Die Veröffentlichung des neuen Jahresberichts des Simon-Wiesenthal-Zentrums
fiel mit dem Holocaust-Gedenktag in Israel zusammen. Am sogenannten
Jom ha-Shoah gedenkt Israel jedes Jahr mit zwei Schweigeminuten
der sechs Millionen Juden, die während der NS-Zeit getötet
worden waren. Um 10 Uhr Ortszeit heulten landesweit die Sirenen.

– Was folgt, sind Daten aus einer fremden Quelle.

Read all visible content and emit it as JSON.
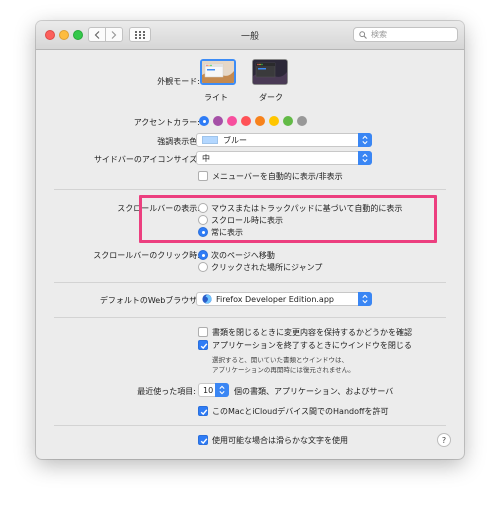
{
  "window": {
    "title": "一般"
  },
  "search": {
    "placeholder": "検索"
  },
  "appearance": {
    "label": "外観モード:",
    "options": [
      {
        "label": "ライト",
        "selected": true
      },
      {
        "label": "ダーク",
        "selected": false
      }
    ]
  },
  "accent": {
    "label": "アクセントカラー:",
    "colors": [
      "#2e7cf6",
      "#a550a7",
      "#f74f9e",
      "#ff5257",
      "#f7821b",
      "#ffc600",
      "#62ba46",
      "#989898"
    ],
    "selected_index": 0
  },
  "highlight": {
    "label": "強調表示色:",
    "value": "ブルー",
    "swatch_color": "#b3d7ff"
  },
  "sidebar_icon_size": {
    "label": "サイドバーのアイコンサイズ:",
    "value": "中"
  },
  "menubar_autohide": {
    "label": "メニューバーを自動的に表示/非表示",
    "checked": false
  },
  "scrollbars": {
    "label": "スクロールバーの表示:",
    "options": [
      {
        "label": "マウスまたはトラックパッドに基づいて自動的に表示",
        "selected": false
      },
      {
        "label": "スクロール時に表示",
        "selected": false
      },
      {
        "label": "常に表示",
        "selected": true
      }
    ]
  },
  "scrollbar_click": {
    "label": "スクロールバーのクリック時:",
    "options": [
      {
        "label": "次のページへ移動",
        "selected": true
      },
      {
        "label": "クリックされた場所にジャンプ",
        "selected": false
      }
    ]
  },
  "browser": {
    "label": "デフォルトのWebブラウザ:",
    "value": "Firefox Developer Edition.app"
  },
  "documents": {
    "ask_keep_changes": {
      "label": "書類を閉じるときに変更内容を保持するかどうかを確認",
      "checked": false
    },
    "close_windows": {
      "label": "アプリケーションを終了するときにウインドウを閉じる",
      "checked": true
    },
    "note_line1": "選択すると、開いていた書類とウインドウは、",
    "note_line2": "アプリケーションの再開時には復元されません。"
  },
  "recent_items": {
    "label": "最近使った項目:",
    "value": "10",
    "suffix": "個の書類、アプリケーション、およびサーバ"
  },
  "handoff": {
    "label": "このMacとiCloudデバイス間でのHandoffを許可",
    "checked": true
  },
  "font_smoothing": {
    "label": "使用可能な場合は滑らかな文字を使用",
    "checked": true
  },
  "help": {
    "label": "?"
  }
}
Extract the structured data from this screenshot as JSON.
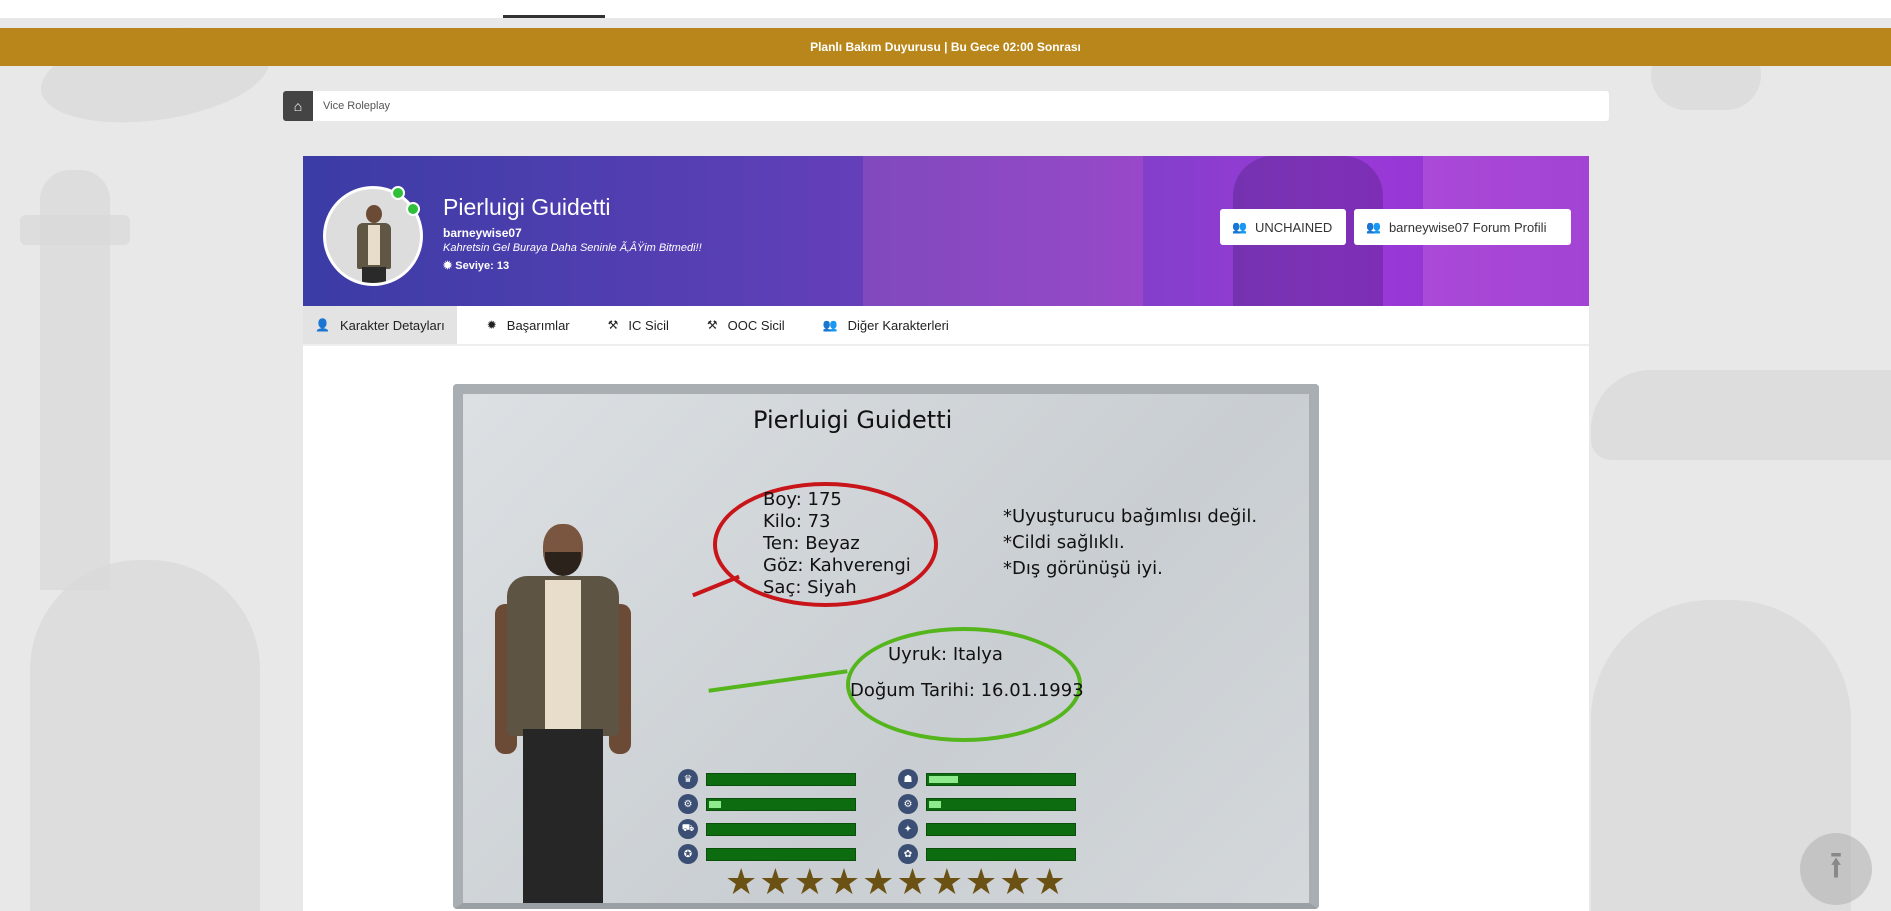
{
  "notice": "Planlı Bakım Duyurusu | Bu Gece 02:00 Sonrası",
  "breadcrumb": {
    "home_icon": "home-icon",
    "item": "Vice Roleplay"
  },
  "profile": {
    "name": "Pierluigi Guidetti",
    "username": "barneywise07",
    "quote": "Kahretsin Gel Buraya Daha Seninle Ã‚ÂŸim Bitmedi!!",
    "level": "Seviye: 13",
    "buttons": {
      "gang": "UNCHAINED",
      "forum": "barneywise07 Forum Profili"
    }
  },
  "tabs": [
    {
      "label": "Karakter Detayları",
      "icon": "user-icon",
      "active": true
    },
    {
      "label": "Başarımlar",
      "icon": "badge-icon"
    },
    {
      "label": "IC Sicil",
      "icon": "gavel-icon"
    },
    {
      "label": "OOC Sicil",
      "icon": "gavel-icon"
    },
    {
      "label": "Diğer Karakterleri",
      "icon": "users-icon"
    }
  ],
  "board": {
    "title": "Pierluigi Guidetti",
    "stats": [
      "Boy: 175",
      "Kilo: 73",
      "Ten: Beyaz",
      "Göz: Kahverengi",
      "Saç: Siyah"
    ],
    "notes": [
      "*Uyuşturucu bağımlısı değil.",
      "*Cildi sağlıklı.",
      "*Dış görünüşü iyi."
    ],
    "nationality": "Uyruk: Italya",
    "birthdate": "Doğum Tarihi: 16.01.1993",
    "skill_bars": {
      "left": [
        {
          "icon": "skill-icon-1",
          "level": 1.0
        },
        {
          "icon": "skill-icon-2",
          "level": 0.08
        },
        {
          "icon": "skill-icon-3",
          "level": 1.0
        },
        {
          "icon": "skill-icon-4",
          "level": 1.0
        }
      ],
      "right": [
        {
          "icon": "skill-icon-5",
          "level": 0.2
        },
        {
          "icon": "skill-icon-6",
          "level": 0.08
        },
        {
          "icon": "skill-icon-7",
          "level": 1.0
        },
        {
          "icon": "skill-icon-8",
          "level": 1.0
        }
      ]
    },
    "stars": {
      "count": 10,
      "glyph": "★"
    }
  }
}
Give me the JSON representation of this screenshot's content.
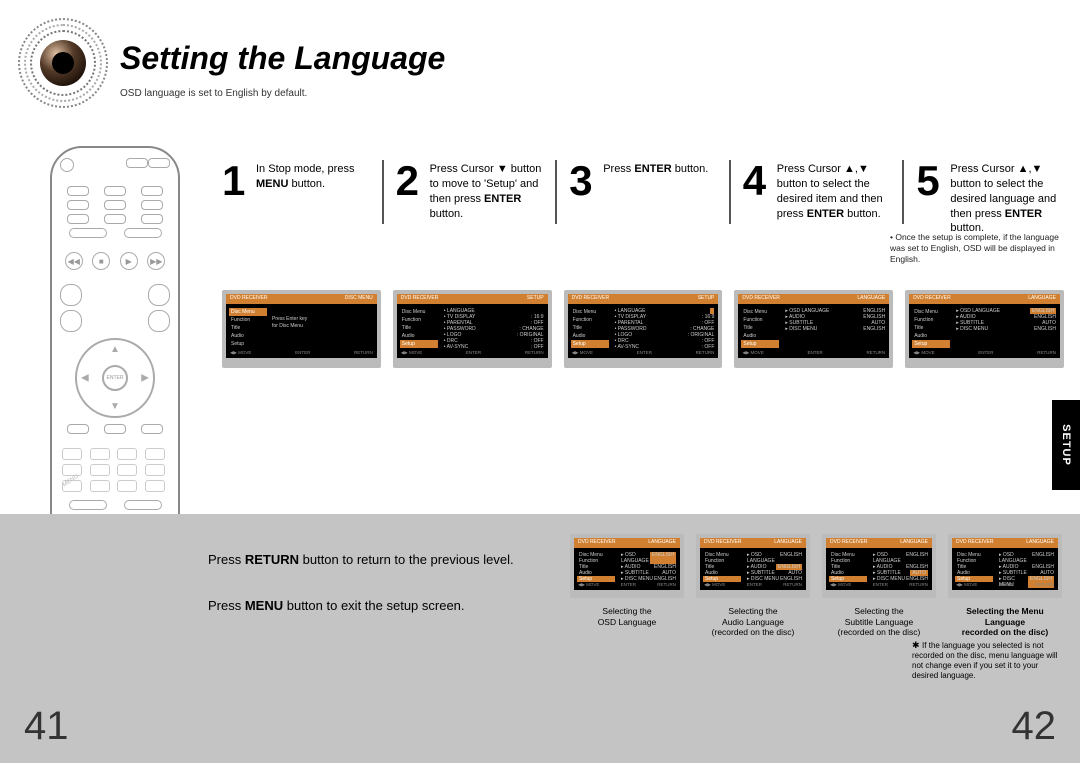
{
  "title": "Setting the Language",
  "subtitle": "OSD language is set to English by default.",
  "steps": [
    {
      "num": "1",
      "html": "In Stop mode, press <b>MENU</b> button."
    },
    {
      "num": "2",
      "html": "Press Cursor ▼ button to move to 'Setup' and then press <b>ENTER</b> button."
    },
    {
      "num": "3",
      "html": "Press <b>ENTER</b> button."
    },
    {
      "num": "4",
      "html": "Press Cursor ▲,▼ button to select the desired item and then press <b>ENTER</b> button."
    },
    {
      "num": "5",
      "html": "Press Cursor ▲,▼ button to select the desired language and then press <b>ENTER</b> button."
    }
  ],
  "top_note": "Once the setup is complete, if the language was set to English, OSD will be displayed in English.",
  "return_note_html": "Press <b>RETURN</b> button to return to the previous level.",
  "menu_note_html": "Press <b>MENU</b> button to exit the setup screen.",
  "side_tab": "SETUP",
  "page_left": "41",
  "page_right": "42",
  "screen_menu": {
    "sidebar": [
      "Disc Menu",
      "Function",
      "Title",
      "Audio",
      "Setup"
    ],
    "setup_rows": [
      {
        "k": "LANGUAGE",
        "v": ""
      },
      {
        "k": "TV DISPLAY",
        "v": ": 16:9"
      },
      {
        "k": "PARENTAL",
        "v": ": OFF"
      },
      {
        "k": "PASSWORD",
        "v": ": CHANGE"
      },
      {
        "k": "LOGO",
        "v": ": ORIGINAL"
      },
      {
        "k": "DRC",
        "v": ": OFF"
      },
      {
        "k": "AV-SYNC",
        "v": ": OFF"
      }
    ],
    "lang_rows": [
      {
        "k": "OSD LANGUAGE",
        "v": "ENGLISH"
      },
      {
        "k": "AUDIO",
        "v": "ENGLISH"
      },
      {
        "k": "SUBTITLE",
        "v": "AUTO"
      },
      {
        "k": "DISC MENU",
        "v": "ENGLISH"
      }
    ],
    "enter_msg": [
      "Press Enter key",
      "for Disc Menu"
    ],
    "footer": [
      "◀▶ MOVE",
      "ENTER",
      "RETURN"
    ]
  },
  "captions": [
    {
      "lines": [
        "Selecting the",
        "OSD Language"
      ],
      "bold": false
    },
    {
      "lines": [
        "Selecting the",
        "Audio Language",
        "(recorded on the disc)"
      ],
      "bold": false
    },
    {
      "lines": [
        "Selecting the",
        "Subtitle Language",
        "(recorded on the disc)"
      ],
      "bold": false
    },
    {
      "lines": [
        "Selecting the Menu Language",
        "recorded on the disc)"
      ],
      "bold": true
    }
  ],
  "star_note": "If the language you selected is not recorded on the disc, menu language will not change even if you set it to your desired language.",
  "remote_enter": "ENTER"
}
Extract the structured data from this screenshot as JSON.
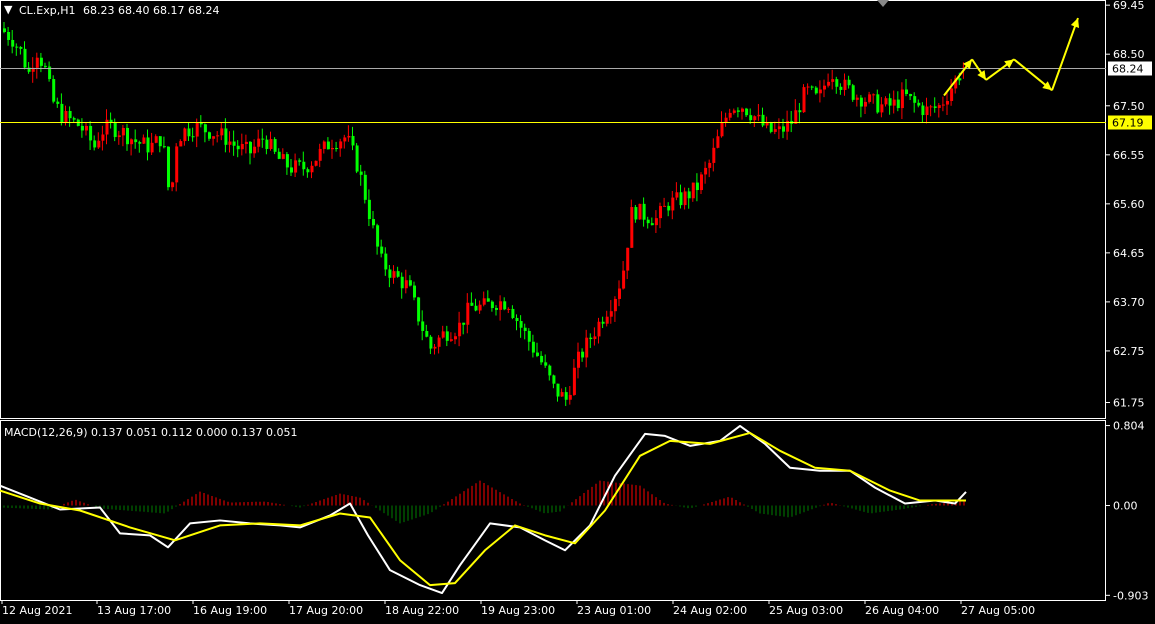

Der gesamte Verkehr blieb stehen, Autofahrer stiegen aus
ihren Fahrzeugen, Menschen verharrten auf den Straßen
oder am Arbeitsplatz in stiller Andacht. In Israel leben
heute noch mehr als 200.000 Holocaust-Überlebende. Auf
dem Gelände des ehemaligen Vernichtungslagers Auschwitz
wird mit einem "Marsch der Lebenden" dem Völkermord
an den Juden gedacht.
Das Wiesenthal-Zentrum ist mit der weltweiten Suche nach
untergetauchten Nazi-Verbrechern und Kollaborateuren bekannt
geworden. Die 1977 gegründete Menschenrechtsorganisation
hat ihren Hauptsitz in Los Angeles. Das Zentrum ist nach
dem österreichischen Juden Simon Wiesenthal (1908 bis
2005) benannt, der viele Angehörige während des
Holocaust verloren und deshalb nach dem Zweiten Weltkrieg
weltweit nach Nazi-Tätern geforscht hatte.